The article also makes the oft-heard claim that there’s no incentive for donors who put money into a DAF to ever actually recommend grants to be distributed:
Though donors receive a big tax break for donating to donor-advised funds, the funds have no payout requirements, unlike private foundations, which are required to disperse 5 percent of their assets each year. With donor-advised funds, “there’s no urgency and no forced payout,” says Heather McLeod Grant, one of the authors of The Giving Code…
Fund managers also receive fees for the amount of money they have under management, which means they have little incentive to encourage people to spend the money in their accounts…
As noted earlier, however, it’s hard to imagine that donors have much reason to simply stash money away in a DAF and then walk away – what would be the point? And the charge is somewhat refuted by the experience of another DAF critic that is cited and quoted in the article:
Rob Reich, the co-director of the Stanford Center on Philanthropy and Civil Society, set up a donor-advised fund at the Silicon Valley Community Foundation as an experiment. He spent $5,000—the minimum amount accepted—and waited. He received almost no communication from the foundation, he told me. No emails or calls about potential nonprofits to give to, no information about whether the staff was out looking for good opportunities in the community, no data about how his money was being managed. (Donors choose how aggressively they want fund managers to invest their money in the stock market.) One year later, despite a booming stock market, his account was worth less than the $5,000 he had put in, and had not been used in any way in the community. His balance was lower because the foundation charges hefty fees to donors who keep their money there.

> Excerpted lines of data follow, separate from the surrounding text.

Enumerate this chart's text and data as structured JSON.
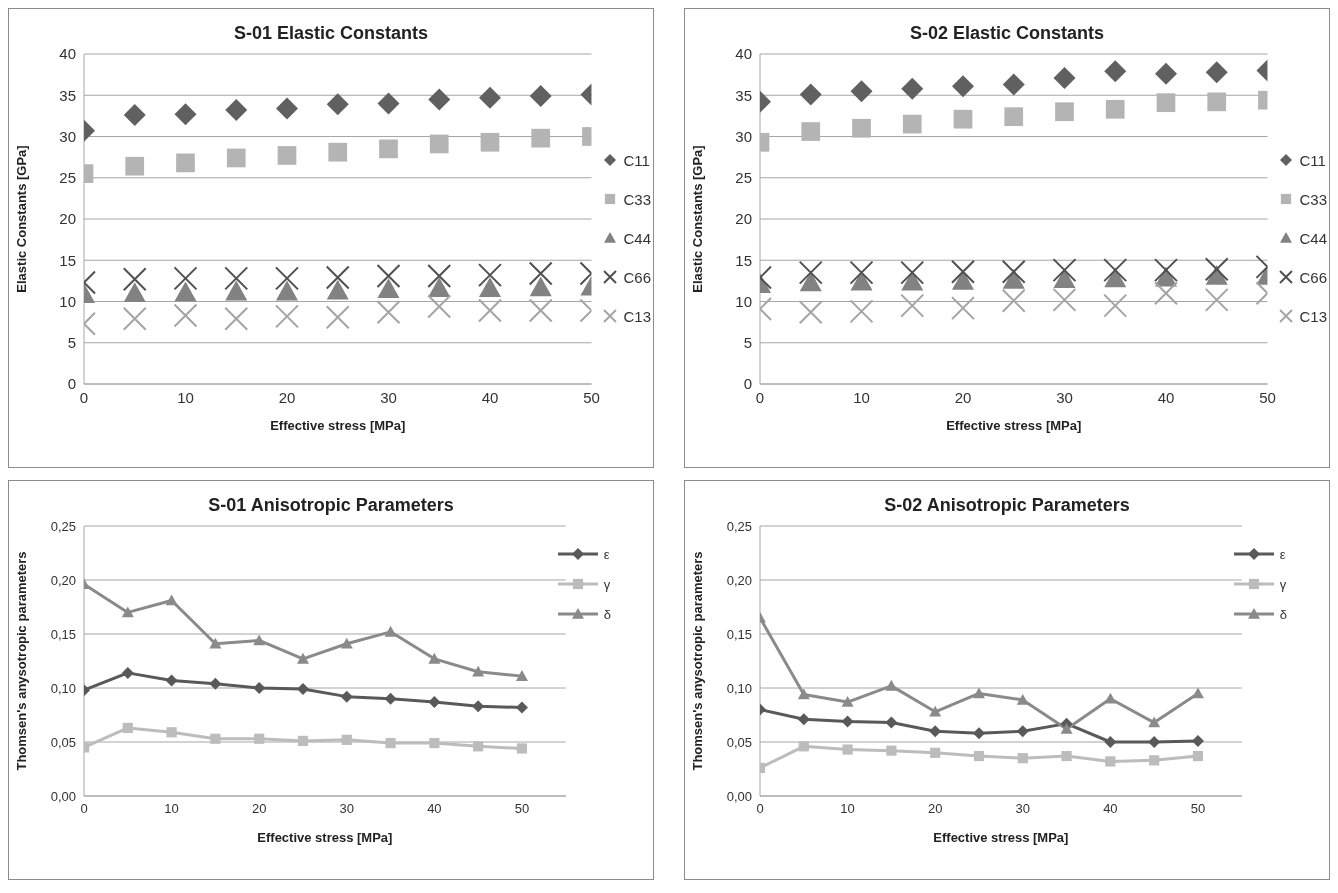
{
  "chart_data": [
    {
      "type": "scatter",
      "title": "S-01 Elastic Constants",
      "xlabel": "Effective stress [MPa]",
      "ylabel": "Elastic Constants [GPa]",
      "x": [
        0,
        5,
        10,
        15,
        20,
        25,
        30,
        35,
        40,
        45,
        50
      ],
      "xlim": [
        0,
        50
      ],
      "xticks": [
        0,
        10,
        20,
        30,
        40,
        50
      ],
      "ylim": [
        0,
        40
      ],
      "yticks": [
        0,
        5,
        10,
        15,
        20,
        25,
        30,
        35,
        40
      ],
      "grid": "y",
      "legend": "right",
      "series": [
        {
          "name": "C11",
          "color": "#606060",
          "marker": "diamond",
          "values": [
            30.7,
            32.6,
            32.7,
            33.2,
            33.4,
            33.9,
            34.0,
            34.5,
            34.7,
            34.9,
            35.1
          ]
        },
        {
          "name": "C33",
          "color": "#b4b4b4",
          "marker": "square",
          "values": [
            25.5,
            26.4,
            26.8,
            27.4,
            27.7,
            28.1,
            28.5,
            29.1,
            29.3,
            29.8,
            30.0
          ]
        },
        {
          "name": "C44",
          "color": "#828282",
          "marker": "triangle",
          "values": [
            10.9,
            11.0,
            11.1,
            11.2,
            11.2,
            11.3,
            11.5,
            11.6,
            11.6,
            11.7,
            11.8
          ]
        },
        {
          "name": "C66",
          "color": "#505050",
          "marker": "cross",
          "values": [
            12.3,
            12.7,
            12.8,
            12.8,
            12.8,
            12.9,
            13.1,
            13.1,
            13.2,
            13.4,
            13.4
          ]
        },
        {
          "name": "C13",
          "color": "#a4a4a4",
          "marker": "cross",
          "values": [
            7.3,
            7.9,
            8.3,
            7.9,
            8.2,
            8.1,
            8.7,
            9.4,
            8.9,
            8.9,
            8.9
          ]
        }
      ]
    },
    {
      "type": "scatter",
      "title": "S-02 Elastic Constants",
      "xlabel": "Effective stress [MPa]",
      "ylabel": "Elastic Constants [GPa]",
      "x": [
        0,
        5,
        10,
        15,
        20,
        25,
        30,
        35,
        40,
        45,
        50
      ],
      "xlim": [
        0,
        50
      ],
      "xticks": [
        0,
        10,
        20,
        30,
        40,
        50
      ],
      "ylim": [
        0,
        40
      ],
      "yticks": [
        0,
        5,
        10,
        15,
        20,
        25,
        30,
        35,
        40
      ],
      "grid": "y",
      "legend": "right",
      "series": [
        {
          "name": "C11",
          "color": "#606060",
          "marker": "diamond",
          "values": [
            34.2,
            35.1,
            35.5,
            35.8,
            36.1,
            36.3,
            37.1,
            37.9,
            37.6,
            37.8,
            38.0
          ]
        },
        {
          "name": "C33",
          "color": "#b4b4b4",
          "marker": "square",
          "values": [
            29.3,
            30.6,
            31.0,
            31.5,
            32.1,
            32.4,
            33.0,
            33.3,
            34.1,
            34.2,
            34.4
          ]
        },
        {
          "name": "C44",
          "color": "#828282",
          "marker": "triangle",
          "values": [
            12.1,
            12.3,
            12.4,
            12.4,
            12.5,
            12.6,
            12.7,
            12.8,
            12.9,
            13.1,
            13.1
          ]
        },
        {
          "name": "C66",
          "color": "#505050",
          "marker": "cross",
          "values": [
            12.9,
            13.5,
            13.5,
            13.5,
            13.6,
            13.6,
            13.8,
            13.8,
            13.8,
            13.9,
            14.2
          ]
        },
        {
          "name": "C13",
          "color": "#a4a4a4",
          "marker": "cross",
          "values": [
            9.1,
            8.7,
            8.8,
            9.5,
            9.2,
            10.1,
            10.2,
            9.5,
            11.0,
            10.2,
            11.0
          ]
        }
      ]
    },
    {
      "type": "line",
      "title": "S-01 Anisotropic Parameters",
      "xlabel": "Effective stress [MPa]",
      "ylabel": "Thomsen's anysotropic parameters",
      "x": [
        0,
        5,
        10,
        15,
        20,
        25,
        30,
        35,
        40,
        45,
        50
      ],
      "xlim": [
        0,
        55
      ],
      "xticks": [
        0,
        10,
        20,
        30,
        40,
        50
      ],
      "ylim": [
        0,
        0.25
      ],
      "yticks": [
        {
          "value": 0,
          "label": "0,00"
        },
        {
          "value": 0.05,
          "label": "0,05"
        },
        {
          "value": 0.1,
          "label": "0,10"
        },
        {
          "value": 0.15,
          "label": "0,15"
        },
        {
          "value": 0.2,
          "label": "0,20"
        },
        {
          "value": 0.25,
          "label": "0,25"
        }
      ],
      "grid": "y",
      "legend": "top right",
      "line_style": "solid",
      "series": [
        {
          "name": "ε",
          "color": "#595959",
          "marker": "diamond",
          "values": [
            0.098,
            0.114,
            0.107,
            0.104,
            0.1,
            0.099,
            0.092,
            0.09,
            0.087,
            0.083,
            0.082
          ]
        },
        {
          "name": "γ",
          "color": "#bcbcbc",
          "marker": "square",
          "values": [
            0.045,
            0.063,
            0.059,
            0.053,
            0.053,
            0.051,
            0.052,
            0.049,
            0.049,
            0.046,
            0.044
          ]
        },
        {
          "name": "δ",
          "color": "#8a8a8a",
          "marker": "triangle",
          "values": [
            0.196,
            0.17,
            0.181,
            0.141,
            0.144,
            0.127,
            0.141,
            0.152,
            0.127,
            0.115,
            0.111
          ]
        }
      ]
    },
    {
      "type": "line",
      "title": "S-02 Anisotropic Parameters",
      "xlabel": "Effective stress [MPa]",
      "ylabel": "Thomsen's anysotropic parameters",
      "x": [
        0,
        5,
        10,
        15,
        20,
        25,
        30,
        35,
        40,
        45,
        50
      ],
      "xlim": [
        0,
        55
      ],
      "xticks": [
        0,
        10,
        20,
        30,
        40,
        50
      ],
      "ylim": [
        0,
        0.25
      ],
      "yticks": [
        {
          "value": 0,
          "label": "0,00"
        },
        {
          "value": 0.05,
          "label": "0,05"
        },
        {
          "value": 0.1,
          "label": "0,10"
        },
        {
          "value": 0.15,
          "label": "0,15"
        },
        {
          "value": 0.2,
          "label": "0,20"
        },
        {
          "value": 0.25,
          "label": "0,25"
        }
      ],
      "grid": "y",
      "legend": "top right",
      "line_style": "solid",
      "series": [
        {
          "name": "ε",
          "color": "#595959",
          "marker": "diamond",
          "values": [
            0.08,
            0.071,
            0.069,
            0.068,
            0.06,
            0.058,
            0.06,
            0.067,
            0.05,
            0.05,
            0.051
          ]
        },
        {
          "name": "γ",
          "color": "#bcbcbc",
          "marker": "square",
          "values": [
            0.026,
            0.046,
            0.043,
            0.042,
            0.04,
            0.037,
            0.035,
            0.037,
            0.032,
            0.033,
            0.037
          ]
        },
        {
          "name": "δ",
          "color": "#8a8a8a",
          "marker": "triangle",
          "values": [
            0.165,
            0.094,
            0.087,
            0.102,
            0.078,
            0.095,
            0.089,
            0.062,
            0.09,
            0.068,
            0.095
          ]
        }
      ]
    }
  ]
}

Assuming again that the original donor’s intent when giving to a DAF is to support charitable work, it’s hard to imagine putting money into a DAF and then just walking away to watch it evaporate over time as account fees cut into the balance. The experience of Rob (who was kind enough to come The Philanthropy Roundtable’s Annual Meeting last year to discuss the role of philanthropy in a democratic society) actually demonstrates that there is an incentive to push money out of DAFs and into other charities, contrary to the assertion that there is no incentive.
The article in The Atlantic raises questions about whether SVCF specifically has done a good job of pursing its charitable mission (and I am agnostic on that question). But in terms of its generally negative view of DAFs, it does a disservice to readers by neglecting to explain how many philanthropists find them to be valuable and helpful tools as part of their giving strategy.
The critics of DAFs quoted in both articles also should be asked a simple question – if the use and flexibility of DAFs were to be sharply curtailed by, for example, imposing a 5-year limit for funds to be disbursed, how would this increase giving, or at least increase the effectiveness of giving? Most DAFs are established by individuals, and in many cases it seems certain that restricting DAFs will simply mean less money going into them and more money remaining in the donor’s personal bank account, or being given out quickly and without the sort of due diligence that I think most people would hope is done regarding philanthropic giving. At best, all that would happen would be a time-shift in the money given – more this year, but less next year.
There are important questions to be asked and answered about how any specific DAF sponsor is pursuing its charitable mission as well as how these entities fit into the world of philanthropy in general. But too many of the critiques seem to come down to the fact that DAFs look more like individual donors than foundations in some ways, something that seems to me to be a feature and not a bug.